Dia mengungkapkan, paket sembako itu terdiri dari 2,5 kilogram beras, 1 kilogram gula, 1 liter minyak goreng dan 5 mi instan, harga normalnya Rp 60 ribu. Namun di pasar murah itu dijual hanya Rp 20 ribu, dengan menyertakan kupon sembako yang telah dibagi sebelumnya melalui desa masing-masing. “Satu KK (kepala keluarga)  hanya boleh membeli satu paket saja,” tukasnya.

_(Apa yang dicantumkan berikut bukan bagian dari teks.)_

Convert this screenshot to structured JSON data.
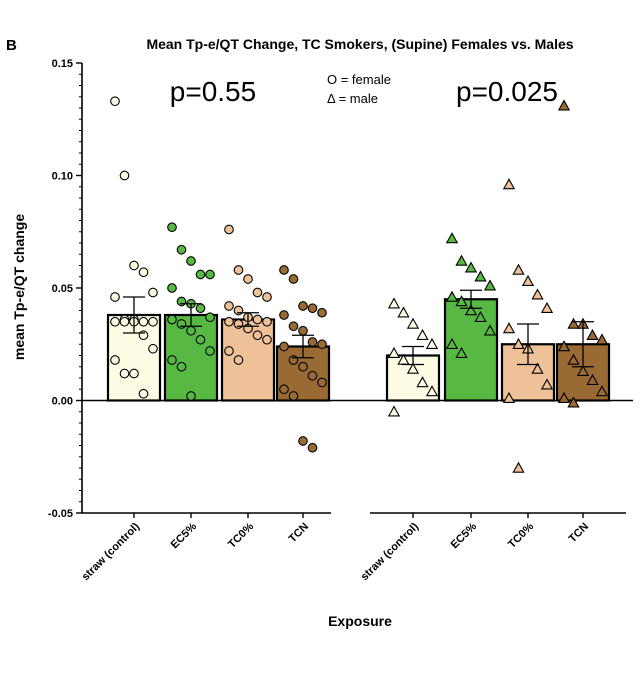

Selain paket sembako, ujar dia, pihaknya menyediakan penjualan sembako eceran dengan harga dibawah HET (harga eceran tertinggi) bagi yang ingin menambah barang.

BERDESAKAN : Warga Blora berdesakan saat membeli sembako murah di pasar murah Blok T rabu (7/6).
(M. Mahfudz Muntaha/Jawa Pos Radar Blora)

Selain di Blora, menurut Maskur pelaksanaan pasar murah juga dilakukan di setiap kecamatan. “Di setiap kecamatan anggarannya Rp 20 juta,” ungkapnya.

Bupati Blora Djoko Nugroho saat menghadiri pasar murah itu mengatakan, sembako itu diberikan agar bisa digunakan sebagai tambahan memenuhi kebutuhan saat Lebaran nanti.  “Ampun didol nggih Bu, Mbah (Jangan dijual ya Bu, Mbah),” tuturnya.